Finding The Way Back – Film Review
Director: Gavin O’Connor
Writer: Brad Ingelsby
Stars: Ben Affleck, Al Madrigal, Janina Gavankar
In this film, Ben Affleck plays Jack Cunningham. Jack was the star of his high school basketball team. He looked like he had the potential to go far in the game, but for some reason, he gave it all up and dropped out of college. He now works in construction and spends his nights drinking himself into a stupor. That’s when he gets a call from a priest in his old high school. The coach of their basketball team has had a heart attack, and Jack was the first name he thought of to fill the void. Jack takes over this team of misfits and oddballs with a dream of making them into something great.
So far, so utterly Hollywood. It sounds like a story you’ve seen a hundred times before, but this story doesn’t quite go according to the standard plot lines. It does to a degree but then deviates from the norm, which is to its credit but in some ways also its detriment. This change in direction makes the ending feel a bit disjointed.
The film was made under very unusual circumstances with Affleck’s own drink problems mirroring the main character. There was even talk that the film might be cancelled altogether, but somehow it made it to our screens. Affleck’s own problems have been much discussed in recent times, and also the fact that no one feels sorry for major Hollywood stars, despite their predicaments.
“Affleck’s was the kind of middle-aged-white-male sadness that the Internet loves to mock—a mocking that depends, simultaneously, on a complete rejection of this sadness, as well as a hedging identification with it.” – The Great Sadness of Ben Affleck– By Naomi Fry – March 24, 2018
The film is directed by Gavin O’Connor, who has previously directed films such as The Accountant (again with Ben Affleck) and Jane Got a Gun.
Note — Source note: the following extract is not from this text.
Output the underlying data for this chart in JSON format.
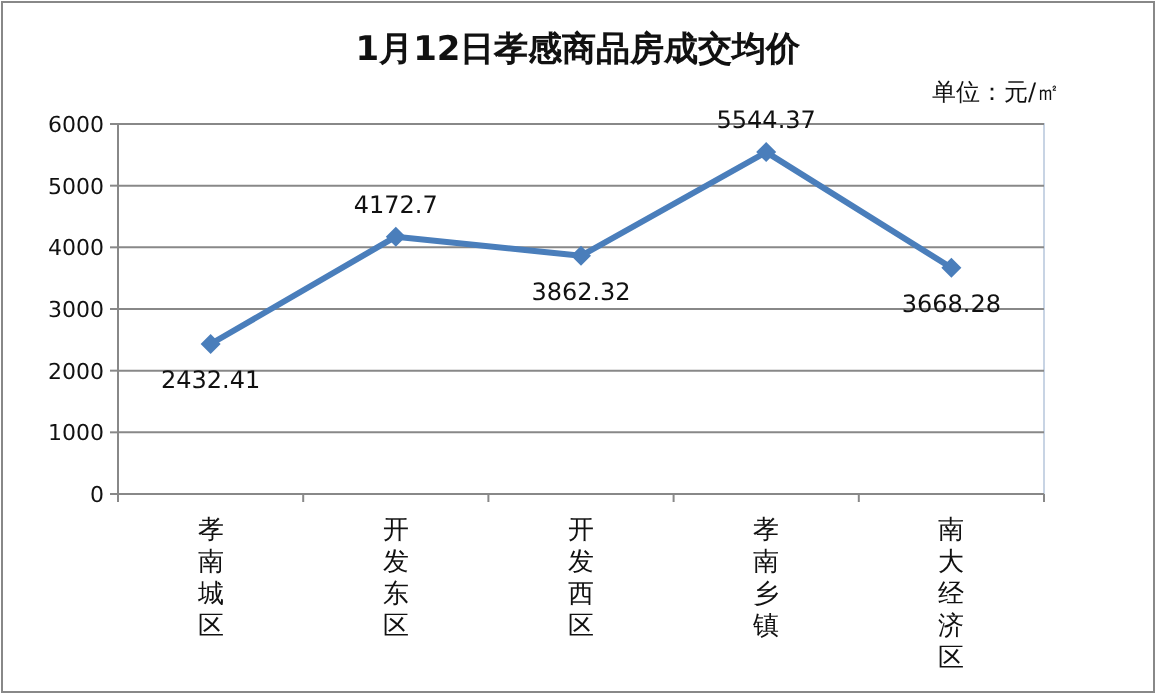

He has also worked extensively in TV and as a producer. While not a cinematic great, he has had a solid career and this will no doubt add to his reputation.
This is very much Affleck’s film. There are many scenes of him alone and brooding, and no other character comes close to matching his screen time. While basketball does feature heavily, in some ways it is more a film about addiction. It’s not quite your standard-issue Hollywood film and while flawed, it does succeed in capturing the sadness of a man who could have had it all. For how it reflects on Affleck’s own life, we’ll leave that up to the viewer.